One study investigated the effects of providing a feeder that delivered small amounts of concentrate feed when activated by the animal. The feeder increased the feeding time of both cribbers and non-cribbers, however, although the feeder decreased cribbing, it increased again once the feeder was removed.

===Physical devices===
There are a number of traditional devices used to minimize or prevent cribbing and wind-sucking. However, the effectiveness of these methods is arguable since they do not address the underlying causal factors. If the behaviour is stress related, the use of a cribbing collar may be counterproductive because it would not allow the animal to release the stress hormones by performing the behaviour and that cribbing may be beneficial in reducing stress. One method involves the horse wearing a collar-like device that stops a horse from arching and swelling its neck to suck in air. However, one of the only studies of the equipment showed that although wearing such a collar for 24 hours reduced cribbing in six of eight horses, once the collar was removed, cribbing returned to greater levels than before. The authors concluded cribbing has a function and that preventing this by using anti-cribbing collars may compromise the horse's welfare.

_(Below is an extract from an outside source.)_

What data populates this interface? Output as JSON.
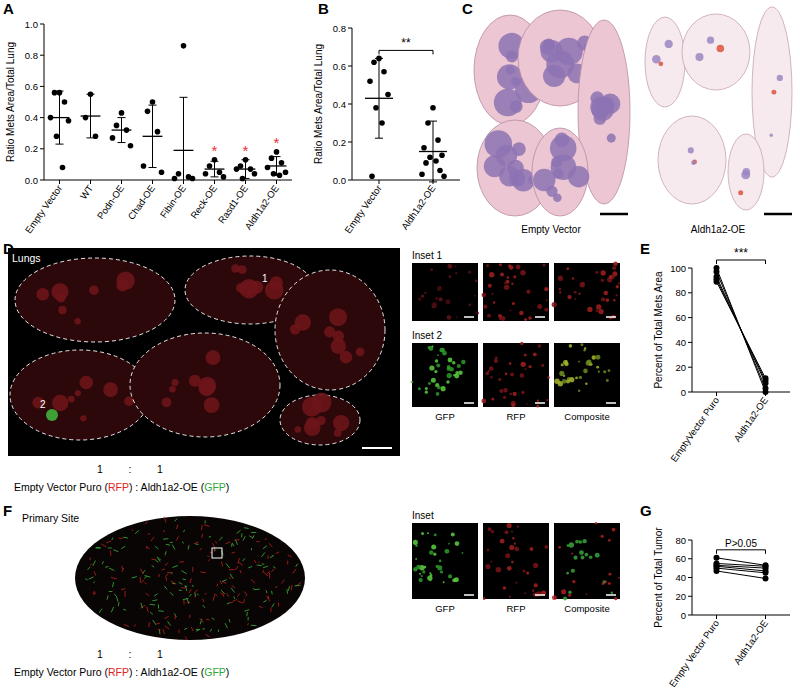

Covering exposed edges with metal or wire or painting surfaces with bitter substances such as carbolineum or a commercial "chew stop" product may reduce chewing-related damage to surfaces, though this does not prevent edges from being gripped by the teeth.

===Surgical and others===
Other methods to prevent cribbing have included surgery, acupuncture, use of pharmaceuticals, operant feeding, and environmental enrichment. However, a study found that the use of pharmaceuticals was expensive, less popular and less effective.

One surgical technique is the modified Forssell's procedure in which muscles and nerves in the ventral neck region are cut as well as some muscle tissue being removed. This makes it more difficult for a horse to contract the larynx and exhibit cribbing. An adaptation of this technique using a laser has proved successful in preventing some cribbers from exhibiting the behavior, although this was less successful in horses which had been cribbers for more than three years prior to the surgery. It has been found that this method was successful in 84.4% of cases. For those that the surgery was not found to be effective, relapse time occurred within six months to two years after the surgery had taken place.